TIKRIT, Iraq, April 5, (RTRS): At least 31 people were killed, including 14 police officers, and more than 40 wounded in attacks overnight by Islamic State militants in the northern Iraqi city of Tikrit, security and medical sources said on Wednesday.
The militants wore police uniforms and used a police vehicle to enter the city, 175 kms (110 miles) north of Baghdad, police colonel Khalid Mahmoud told Reuters. He said there were around 10 attackers, including two suicide bombers. Islamic State’s Amaq news agency said seven suicide fighters attacked a police position and the home of the head of the city’s counter-terrorism service, who was killed. The assailants blew themselves up when they ran out of ammunition, it said. A total of 31 bodies were taken to hospital, including 14 policemen, said Nawfal Mustafa, a doctor at the city’s main hospital. The death toll rose during the morning as the bodies of civilians killed in their shops were found.
The attacks targeted a police checkpoint and the house of a police colonel, who was killed with four members of his family, officers said. Two suicide attackers detonated their vests when surrounded by police, and three others were killed in separate clashes. Five militants are thought to be hiding and Mahmoud said Tikrit authorities had declared a curfew on Wednesday. Sporadic gunfire could be heard in the morning.
A US-backed offensive is underway to dislodge Islamic State from the remaining districts under its control in Mosul, 225 kms away, the group’s last major urban stronghold in Iraq. The militants overran about a third of Iraq’s territory nearly three years ago, capturing most Sunni Arab cities located north and west of Baghdad, including Tikrit. Iraqi forces and Iranian-backed Shi’ite militias drove the militants away from Tikrit two years ago.
Tikrit is the home region of Saddam Hussein, the former president toppled in the 2003 US-led invasion of Iraq. In other news, US President Donald Trump’s son-in-law, Jared Kushner, voiced optimism about the long-term US alliance with Iraq’s military and its campaign to retake Mosul from Islamic State on Tuesday, as he visited a base about 10 miles (16 kms) from the city. Kushner was on the last day of a twoday trip to Iraq as the guest of Marine General Joseph Dunford, chairman of the US military’s Joint Chiefs of Staff. The visit to the Hammam al-Alil base included an operational briefing from Iraqi and US commanders.
The trip has demonstrated the farreaching portfolio of Kushner, 36, who is part of Trump’s innermost circle and who has been given a wide range of domestic and foreign policy responsibilities, including working on a Middle East peace deal.

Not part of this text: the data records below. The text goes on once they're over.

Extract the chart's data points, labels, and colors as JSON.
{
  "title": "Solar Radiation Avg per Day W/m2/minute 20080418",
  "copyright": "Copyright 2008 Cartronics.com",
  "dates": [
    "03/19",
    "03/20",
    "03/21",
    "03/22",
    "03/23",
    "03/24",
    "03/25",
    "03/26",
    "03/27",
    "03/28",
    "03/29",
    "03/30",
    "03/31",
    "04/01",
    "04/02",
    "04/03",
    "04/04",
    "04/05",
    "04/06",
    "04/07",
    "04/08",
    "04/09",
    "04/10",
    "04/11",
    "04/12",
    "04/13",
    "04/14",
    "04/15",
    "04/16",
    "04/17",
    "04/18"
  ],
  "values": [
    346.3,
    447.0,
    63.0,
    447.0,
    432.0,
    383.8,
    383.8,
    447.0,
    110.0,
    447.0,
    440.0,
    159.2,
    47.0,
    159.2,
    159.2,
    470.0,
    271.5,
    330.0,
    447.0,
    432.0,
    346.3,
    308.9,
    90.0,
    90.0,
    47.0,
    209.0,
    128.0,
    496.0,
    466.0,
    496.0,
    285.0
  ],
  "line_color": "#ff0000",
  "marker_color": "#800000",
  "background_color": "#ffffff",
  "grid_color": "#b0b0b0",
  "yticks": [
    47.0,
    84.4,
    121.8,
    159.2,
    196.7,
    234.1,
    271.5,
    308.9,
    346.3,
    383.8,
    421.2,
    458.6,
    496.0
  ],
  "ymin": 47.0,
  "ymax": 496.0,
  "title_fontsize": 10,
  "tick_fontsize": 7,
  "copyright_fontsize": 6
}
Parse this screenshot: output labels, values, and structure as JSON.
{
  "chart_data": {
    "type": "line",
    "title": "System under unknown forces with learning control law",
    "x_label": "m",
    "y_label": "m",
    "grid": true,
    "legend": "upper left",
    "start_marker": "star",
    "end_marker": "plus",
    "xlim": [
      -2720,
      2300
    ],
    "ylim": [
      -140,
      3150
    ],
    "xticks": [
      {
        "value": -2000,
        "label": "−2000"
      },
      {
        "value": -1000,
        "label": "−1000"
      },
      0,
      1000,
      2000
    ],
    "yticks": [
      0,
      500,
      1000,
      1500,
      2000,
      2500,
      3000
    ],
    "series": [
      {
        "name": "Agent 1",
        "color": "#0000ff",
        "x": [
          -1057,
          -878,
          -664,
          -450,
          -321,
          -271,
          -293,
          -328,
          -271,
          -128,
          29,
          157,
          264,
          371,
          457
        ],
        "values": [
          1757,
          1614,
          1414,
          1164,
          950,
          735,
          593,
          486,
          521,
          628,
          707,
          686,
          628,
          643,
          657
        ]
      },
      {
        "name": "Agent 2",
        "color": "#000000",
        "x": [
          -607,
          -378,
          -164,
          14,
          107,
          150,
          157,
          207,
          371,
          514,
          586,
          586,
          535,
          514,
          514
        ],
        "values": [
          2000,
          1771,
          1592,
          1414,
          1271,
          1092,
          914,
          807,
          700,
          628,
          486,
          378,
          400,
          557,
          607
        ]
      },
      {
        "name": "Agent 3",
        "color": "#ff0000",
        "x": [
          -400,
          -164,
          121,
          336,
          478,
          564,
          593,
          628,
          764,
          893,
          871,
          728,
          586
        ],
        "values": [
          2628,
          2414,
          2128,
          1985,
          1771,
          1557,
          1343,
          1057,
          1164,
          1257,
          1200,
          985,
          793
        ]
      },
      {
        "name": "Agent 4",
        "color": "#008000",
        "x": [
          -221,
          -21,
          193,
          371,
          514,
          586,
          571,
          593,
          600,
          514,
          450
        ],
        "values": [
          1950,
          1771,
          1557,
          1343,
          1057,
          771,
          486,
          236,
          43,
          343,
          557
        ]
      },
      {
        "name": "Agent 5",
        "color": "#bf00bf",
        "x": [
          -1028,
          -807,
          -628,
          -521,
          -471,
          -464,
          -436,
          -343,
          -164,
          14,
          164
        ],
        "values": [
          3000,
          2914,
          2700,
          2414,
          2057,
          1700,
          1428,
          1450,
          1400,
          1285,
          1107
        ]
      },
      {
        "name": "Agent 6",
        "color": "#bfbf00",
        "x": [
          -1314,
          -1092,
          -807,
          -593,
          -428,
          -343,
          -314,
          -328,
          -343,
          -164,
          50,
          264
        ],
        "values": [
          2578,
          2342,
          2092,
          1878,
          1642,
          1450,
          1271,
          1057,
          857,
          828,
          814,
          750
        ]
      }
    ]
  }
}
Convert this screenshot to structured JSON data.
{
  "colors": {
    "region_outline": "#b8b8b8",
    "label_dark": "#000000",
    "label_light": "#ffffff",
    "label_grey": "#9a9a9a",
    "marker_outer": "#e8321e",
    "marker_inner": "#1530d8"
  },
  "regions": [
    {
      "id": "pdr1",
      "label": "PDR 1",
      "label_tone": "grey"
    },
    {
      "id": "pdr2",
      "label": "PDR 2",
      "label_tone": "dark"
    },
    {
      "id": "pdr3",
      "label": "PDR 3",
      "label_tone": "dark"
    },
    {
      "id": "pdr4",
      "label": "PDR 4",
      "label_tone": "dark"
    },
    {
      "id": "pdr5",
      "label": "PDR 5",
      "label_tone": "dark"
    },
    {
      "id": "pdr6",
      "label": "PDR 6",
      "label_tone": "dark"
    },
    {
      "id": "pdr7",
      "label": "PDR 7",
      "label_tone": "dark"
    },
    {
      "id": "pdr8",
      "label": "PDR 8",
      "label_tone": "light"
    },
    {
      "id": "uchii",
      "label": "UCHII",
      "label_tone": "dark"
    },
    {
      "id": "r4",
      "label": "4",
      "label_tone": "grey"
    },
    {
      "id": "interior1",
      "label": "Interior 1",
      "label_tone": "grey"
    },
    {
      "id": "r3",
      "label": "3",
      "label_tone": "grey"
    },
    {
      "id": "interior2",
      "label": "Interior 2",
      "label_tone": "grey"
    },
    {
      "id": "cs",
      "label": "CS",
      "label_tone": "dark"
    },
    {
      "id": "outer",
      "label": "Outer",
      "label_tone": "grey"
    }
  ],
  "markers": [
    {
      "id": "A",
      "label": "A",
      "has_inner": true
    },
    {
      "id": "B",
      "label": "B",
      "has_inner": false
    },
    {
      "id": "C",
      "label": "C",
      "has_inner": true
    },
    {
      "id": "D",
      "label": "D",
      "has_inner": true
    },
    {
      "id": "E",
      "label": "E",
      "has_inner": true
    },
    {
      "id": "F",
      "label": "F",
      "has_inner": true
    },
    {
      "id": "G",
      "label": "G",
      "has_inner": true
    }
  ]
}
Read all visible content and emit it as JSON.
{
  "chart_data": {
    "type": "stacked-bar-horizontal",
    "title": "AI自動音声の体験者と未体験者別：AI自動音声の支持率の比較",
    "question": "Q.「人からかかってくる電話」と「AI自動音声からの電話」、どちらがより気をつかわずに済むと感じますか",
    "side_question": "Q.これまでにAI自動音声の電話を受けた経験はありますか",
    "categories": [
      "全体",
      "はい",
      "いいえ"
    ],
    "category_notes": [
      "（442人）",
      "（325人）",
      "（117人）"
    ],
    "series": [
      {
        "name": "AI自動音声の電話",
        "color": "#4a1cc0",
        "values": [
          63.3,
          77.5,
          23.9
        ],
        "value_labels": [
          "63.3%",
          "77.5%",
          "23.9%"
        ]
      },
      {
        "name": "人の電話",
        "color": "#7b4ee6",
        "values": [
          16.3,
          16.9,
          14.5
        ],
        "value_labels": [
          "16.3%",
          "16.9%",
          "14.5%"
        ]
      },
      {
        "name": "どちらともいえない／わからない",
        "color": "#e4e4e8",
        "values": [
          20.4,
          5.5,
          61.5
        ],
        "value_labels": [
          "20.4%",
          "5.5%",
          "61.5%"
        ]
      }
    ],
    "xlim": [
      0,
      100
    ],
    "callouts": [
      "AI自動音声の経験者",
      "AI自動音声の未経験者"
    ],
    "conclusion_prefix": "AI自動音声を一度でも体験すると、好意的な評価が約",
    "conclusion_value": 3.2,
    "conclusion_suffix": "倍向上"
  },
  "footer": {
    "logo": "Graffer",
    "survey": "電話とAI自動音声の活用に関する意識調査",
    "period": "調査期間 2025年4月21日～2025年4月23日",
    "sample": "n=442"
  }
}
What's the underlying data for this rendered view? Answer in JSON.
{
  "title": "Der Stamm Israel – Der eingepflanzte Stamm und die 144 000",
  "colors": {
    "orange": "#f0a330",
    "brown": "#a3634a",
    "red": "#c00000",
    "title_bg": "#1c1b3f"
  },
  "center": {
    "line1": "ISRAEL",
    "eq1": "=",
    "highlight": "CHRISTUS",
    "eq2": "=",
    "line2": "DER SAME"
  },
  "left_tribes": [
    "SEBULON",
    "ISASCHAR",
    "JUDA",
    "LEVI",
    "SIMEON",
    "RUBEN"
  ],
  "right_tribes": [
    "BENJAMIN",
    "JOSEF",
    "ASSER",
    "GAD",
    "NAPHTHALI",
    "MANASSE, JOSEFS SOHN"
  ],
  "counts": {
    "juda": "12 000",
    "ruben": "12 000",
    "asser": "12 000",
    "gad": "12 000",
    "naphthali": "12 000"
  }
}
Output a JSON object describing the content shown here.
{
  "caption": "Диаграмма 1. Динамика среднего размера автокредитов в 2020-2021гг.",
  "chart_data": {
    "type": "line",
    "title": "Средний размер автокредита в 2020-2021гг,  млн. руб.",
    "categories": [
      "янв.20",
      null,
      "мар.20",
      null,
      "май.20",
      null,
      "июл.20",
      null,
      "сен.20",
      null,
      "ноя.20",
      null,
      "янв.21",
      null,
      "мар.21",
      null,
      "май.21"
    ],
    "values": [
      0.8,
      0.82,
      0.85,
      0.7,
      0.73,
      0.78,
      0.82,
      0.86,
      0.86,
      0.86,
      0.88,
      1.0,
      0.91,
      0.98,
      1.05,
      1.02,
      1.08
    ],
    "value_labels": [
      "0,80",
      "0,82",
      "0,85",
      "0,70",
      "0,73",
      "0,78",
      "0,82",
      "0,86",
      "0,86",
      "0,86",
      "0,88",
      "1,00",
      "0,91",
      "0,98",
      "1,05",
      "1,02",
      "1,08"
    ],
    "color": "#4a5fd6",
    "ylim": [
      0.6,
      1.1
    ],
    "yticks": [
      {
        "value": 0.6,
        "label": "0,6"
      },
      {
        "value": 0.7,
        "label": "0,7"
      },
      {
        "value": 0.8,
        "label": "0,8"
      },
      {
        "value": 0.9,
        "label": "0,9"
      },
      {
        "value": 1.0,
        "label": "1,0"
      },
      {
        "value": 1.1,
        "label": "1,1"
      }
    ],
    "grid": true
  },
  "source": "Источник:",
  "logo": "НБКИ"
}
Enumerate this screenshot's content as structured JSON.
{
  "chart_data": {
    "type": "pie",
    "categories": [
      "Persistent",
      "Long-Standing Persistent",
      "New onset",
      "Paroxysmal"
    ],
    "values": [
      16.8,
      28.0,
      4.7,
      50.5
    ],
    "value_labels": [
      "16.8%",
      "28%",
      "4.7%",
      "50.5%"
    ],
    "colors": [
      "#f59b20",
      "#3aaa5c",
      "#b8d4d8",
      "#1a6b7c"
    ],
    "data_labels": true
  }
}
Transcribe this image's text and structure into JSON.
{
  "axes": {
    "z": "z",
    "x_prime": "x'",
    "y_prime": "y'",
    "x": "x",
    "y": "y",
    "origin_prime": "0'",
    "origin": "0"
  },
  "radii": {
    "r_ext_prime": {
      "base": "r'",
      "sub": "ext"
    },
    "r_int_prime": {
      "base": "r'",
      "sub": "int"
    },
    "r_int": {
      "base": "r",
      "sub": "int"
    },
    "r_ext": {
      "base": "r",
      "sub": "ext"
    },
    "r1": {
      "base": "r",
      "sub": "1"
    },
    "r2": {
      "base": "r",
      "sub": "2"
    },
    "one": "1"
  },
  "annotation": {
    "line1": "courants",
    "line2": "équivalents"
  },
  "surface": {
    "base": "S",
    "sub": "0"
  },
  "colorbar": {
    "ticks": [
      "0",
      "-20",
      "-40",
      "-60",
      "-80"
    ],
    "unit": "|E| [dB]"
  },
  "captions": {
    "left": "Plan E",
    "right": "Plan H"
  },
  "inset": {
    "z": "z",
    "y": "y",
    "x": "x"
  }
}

His views on Iraq could shape Trump’s own opinions. It comes as Trump is examining ways to accelerate a US-led coalition campaign that US and Iraqi officials say has so far been largely successful in uprooting Islamic State militants in Iraq and Syria. Mosul is by far the biggest city to have been held by Islamic State, and winning it back would largely destroy the Iraqi part of the group’s “caliphate,” proclaimed from a Mosul mosque in 2014.
There are mounting concerns about civilian casualties in the final phases of the assault and questions about how quickly Mosul can be rebuilt, repopulated and governed in a way that avoids alienating its Sunni-majority population. The Mosul battle, the biggest in Iraq since the US-led invasion in 2003, has been under way since October, with 100,000 Iraqi troops, Kurdish fighters and Shi’ite militiamen seeking to drive out the militants with the support of US-led air strikes. Although Trump campaigned on defeating the hardline Sunni militant group, he has not announced any major changes to war strategy and it is unclear how Kushner’s experience in Iraq might shape his advice to the president. Speaking after lengthy battlefield reports from Iraq’s military, Kushner sounded upbeat about the campaign and said the partnership between US and Iraqi troops was “very impressive.” He expressed hope the partnership would be enduring, signaling White House interest in longer-term US military assistance. “I hope the victory that you have in Mosul in the near future will not just be a victory for the American and Iraqi troops but it will be a victory for the world,” Kushner said. On Tuesday, Islamic State issued its first official remarks referring to Trump since he assumed the US presidency in January, describing him as an “idiot.”